AutoAgents: Build Agents in Rust

Dec 24, 2025 · 5 min

AutoAgents is LiquidOS’ open-source Rust SDK for building reliable agentic systems. It’s designed for performance, safety, and scalability — and ships with the core building blocks you need to take agents from a demo to a deployable service.

What “production-ready” looks like

In production, agents need more than prompts. AutoAgents helps you structure agent systems with:

  • Explicit runtimes: build agents as DirectAgent (simple) or actor-based agents for concurrency.
  • Provider flexibility: choose only the model backend you need (cloud or local) via Cargo features.
  • Tooling boundaries: attach tools through autoagents-toolkit (filesystem, search) and keep execution controlled.
  • Composability: wire together the Executor → Agent → Tools/Memory/Providers stack and evolve it over time.

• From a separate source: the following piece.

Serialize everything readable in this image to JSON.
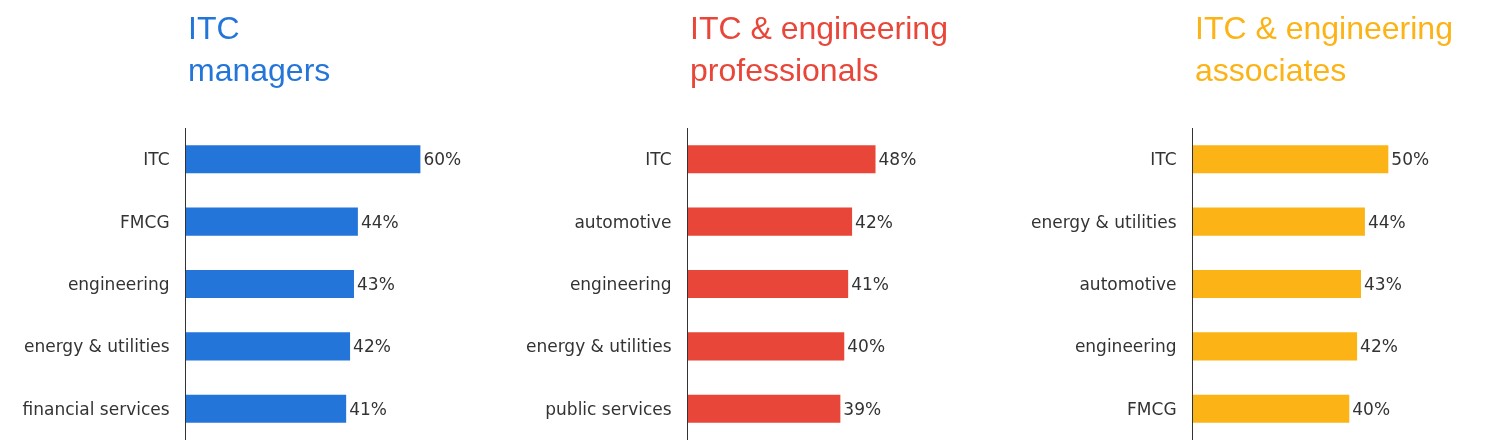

Quick start: build an agent in Rust

  1. Create a Rust project:
    • cargo new my_agent && cd my_agent
  2. Add dependencies:
    • cargo add autoagents
    • cargo add autoagents-derive
  3. Build your agent:
    • Define an agent with #[agent(...)] and AgentHooks
    • Configure an LLM backend using LLMBuilder
    • Run tasks through the BasicAgent executor

AutoAgents supports multiple provider backends (for example: openai, anthropic, openrouter, groq, google, azure_openai, xai, deepseek, ollama). Enable only what you use.

Make it production-ready

Once you have the minimal agent working, the next step is to harden the system around it:

  • Choose the right runtime model
    • Use DirectAgent for simpler request/response flows.
    • Use actor-based agents when you need concurrency, orchestration, or multi-agent workloads.
  • Add tools deliberately
    • Pull in autoagents-toolkit features (filesystem, search) for standard integrations.
    • Prefer explicit tool surfaces over “magic” behavior; treat tools as part of your API contract.
  • Test and iterate using examples
    • The repo includes examples like examples/basic and examples/coding_agent for multi-turn and tool-enabled agents.
  • Plan for deployment
    • Keep configuration externalized (keys, model selection, timeouts).
    • Start with clear boundaries (tools, providers, memory), then grow into richer orchestration as needed.

AutoAgents is available today. LiquidOS Platform is coming soon as an agentic operating system with local-first execution for embedded systems, robotics, and local agent workflows, plus tracing, policy controls, evals, and deployment workflows.